Truffle hunting is big business, growing every day.....but inexperienced buyers should beware. For instance, in the 1990s some sellers mixed costly aromatic black truffles from southern Europe with unscented cheap (but similar looking) Chinese truffles, and charged top price. This scandal led to fines and a crackdown on the truffle industry.


Chinese Black Truffles

Folks who can't afford, or don't have access to real truffles, can flavor their food with cheap imitations - like truffle oils, salts, butters, sauces, honeys, zests, and so on.




Truffle products

Jacobsen uses these products on occasion and observes, "Every time, I regret it. The smell is a grotesque caricature of truffle, as subtle as a Yankee Candle store." The reason is that truffle oil has no truffle in it. It's just olive oil spiked with a synthetic chemical called 2,4-dithiapentane, which "gives a crude and heavy-handed impression of truffleness." Nevertheless, 'fake' truffle products are popular best-sellers in many circles.
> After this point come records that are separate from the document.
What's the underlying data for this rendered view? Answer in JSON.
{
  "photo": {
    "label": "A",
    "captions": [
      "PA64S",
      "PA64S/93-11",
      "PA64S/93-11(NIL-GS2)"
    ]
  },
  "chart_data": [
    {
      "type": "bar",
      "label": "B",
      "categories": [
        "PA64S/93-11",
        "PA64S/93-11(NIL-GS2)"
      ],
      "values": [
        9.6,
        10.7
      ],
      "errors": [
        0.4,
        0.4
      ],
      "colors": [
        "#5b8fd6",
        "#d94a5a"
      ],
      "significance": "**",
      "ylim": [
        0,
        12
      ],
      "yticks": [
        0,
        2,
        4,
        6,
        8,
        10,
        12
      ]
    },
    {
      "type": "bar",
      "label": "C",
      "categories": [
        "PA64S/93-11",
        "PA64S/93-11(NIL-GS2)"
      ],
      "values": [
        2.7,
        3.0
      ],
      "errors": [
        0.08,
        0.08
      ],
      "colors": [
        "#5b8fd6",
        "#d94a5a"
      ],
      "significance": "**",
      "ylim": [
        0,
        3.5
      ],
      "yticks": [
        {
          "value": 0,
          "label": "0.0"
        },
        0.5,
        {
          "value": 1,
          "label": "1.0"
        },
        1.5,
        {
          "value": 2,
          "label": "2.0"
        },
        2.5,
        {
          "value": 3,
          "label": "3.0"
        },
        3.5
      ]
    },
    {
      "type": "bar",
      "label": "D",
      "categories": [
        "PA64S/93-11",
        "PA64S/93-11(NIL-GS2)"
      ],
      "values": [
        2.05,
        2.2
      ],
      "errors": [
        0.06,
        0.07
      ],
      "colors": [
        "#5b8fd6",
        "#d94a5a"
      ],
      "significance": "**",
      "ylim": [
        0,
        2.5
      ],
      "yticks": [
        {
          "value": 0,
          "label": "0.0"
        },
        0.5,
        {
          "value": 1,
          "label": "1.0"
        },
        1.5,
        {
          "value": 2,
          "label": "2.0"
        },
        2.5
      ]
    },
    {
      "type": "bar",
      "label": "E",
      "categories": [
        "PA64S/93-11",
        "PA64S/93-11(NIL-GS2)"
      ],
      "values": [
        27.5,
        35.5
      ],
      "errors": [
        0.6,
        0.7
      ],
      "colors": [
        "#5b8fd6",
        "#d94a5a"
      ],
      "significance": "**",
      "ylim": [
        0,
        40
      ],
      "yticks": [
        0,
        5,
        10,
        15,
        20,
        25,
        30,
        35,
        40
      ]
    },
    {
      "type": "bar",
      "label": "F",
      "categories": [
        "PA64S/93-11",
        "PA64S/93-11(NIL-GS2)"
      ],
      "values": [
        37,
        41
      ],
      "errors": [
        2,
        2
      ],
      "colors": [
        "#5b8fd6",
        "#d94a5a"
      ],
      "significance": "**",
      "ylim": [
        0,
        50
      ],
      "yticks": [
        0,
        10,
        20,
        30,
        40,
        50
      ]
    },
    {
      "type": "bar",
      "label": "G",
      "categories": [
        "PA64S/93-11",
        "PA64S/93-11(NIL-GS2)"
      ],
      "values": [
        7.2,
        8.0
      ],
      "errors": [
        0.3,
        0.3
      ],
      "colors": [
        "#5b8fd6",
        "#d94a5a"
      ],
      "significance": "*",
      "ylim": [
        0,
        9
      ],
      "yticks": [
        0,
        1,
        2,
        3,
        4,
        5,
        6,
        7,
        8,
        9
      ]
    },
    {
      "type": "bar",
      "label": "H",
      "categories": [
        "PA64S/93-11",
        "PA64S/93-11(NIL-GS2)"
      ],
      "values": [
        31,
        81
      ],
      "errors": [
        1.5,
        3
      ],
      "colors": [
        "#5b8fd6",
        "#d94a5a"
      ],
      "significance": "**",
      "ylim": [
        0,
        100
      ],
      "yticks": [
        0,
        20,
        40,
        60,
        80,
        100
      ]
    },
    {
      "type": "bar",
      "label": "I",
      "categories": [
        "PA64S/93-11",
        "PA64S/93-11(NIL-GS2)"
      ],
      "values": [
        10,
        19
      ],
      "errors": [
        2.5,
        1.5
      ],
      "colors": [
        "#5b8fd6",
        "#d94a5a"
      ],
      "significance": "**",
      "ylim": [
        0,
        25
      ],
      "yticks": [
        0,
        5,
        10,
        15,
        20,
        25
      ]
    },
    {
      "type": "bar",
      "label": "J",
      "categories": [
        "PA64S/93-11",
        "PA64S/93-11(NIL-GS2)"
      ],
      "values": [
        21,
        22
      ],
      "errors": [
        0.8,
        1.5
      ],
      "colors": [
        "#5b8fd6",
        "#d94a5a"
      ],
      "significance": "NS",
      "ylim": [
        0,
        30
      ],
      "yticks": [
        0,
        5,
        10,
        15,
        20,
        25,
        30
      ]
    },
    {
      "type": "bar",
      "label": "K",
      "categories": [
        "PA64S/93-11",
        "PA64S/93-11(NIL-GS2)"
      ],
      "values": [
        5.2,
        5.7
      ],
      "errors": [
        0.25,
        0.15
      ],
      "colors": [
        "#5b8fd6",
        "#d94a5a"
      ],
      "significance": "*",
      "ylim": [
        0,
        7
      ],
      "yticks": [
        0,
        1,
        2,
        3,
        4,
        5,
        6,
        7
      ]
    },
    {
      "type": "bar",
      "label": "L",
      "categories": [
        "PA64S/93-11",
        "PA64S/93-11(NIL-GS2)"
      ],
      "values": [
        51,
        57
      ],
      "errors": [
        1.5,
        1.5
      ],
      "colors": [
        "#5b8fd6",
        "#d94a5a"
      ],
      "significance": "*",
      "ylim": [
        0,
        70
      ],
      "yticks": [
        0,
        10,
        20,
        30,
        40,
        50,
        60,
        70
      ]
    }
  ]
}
For non-experts Jacobsen's book includes everything you want to know about truffles, including descriptions of different kinds of truffles; people in the truffle industry; tips for training truffle dogs; descriptions of truffle farming; resources for truffle experiences (truffle festivals and truffle hunts); and more. There are also lots of color photos and a helpful index at the end.


Monza is a Lagotto Romagnolo, a favorite breed for truffle hunting.


Margaret Townsend crisscrossing her family’s farm in Kentucky, following Monza, a truffle-sniffing dog hired for the day

This is a wonderfully entertaining and informative book for truffle novices and experts alike.

Some of the recipes in the book are:

Tarfufo Benedictus


Orange Salad with Truffle Vinaigrette


Chawanmushi Tartufi


Cacio e Pepe Con Tartufi Di Nero


Seared Scallops in Truffled Butter Broth


Truffle Duck


Tiramisu di Tartufi


Look yummy don't they?

Thanks to Bloomsbury Publishing for a copy of the book.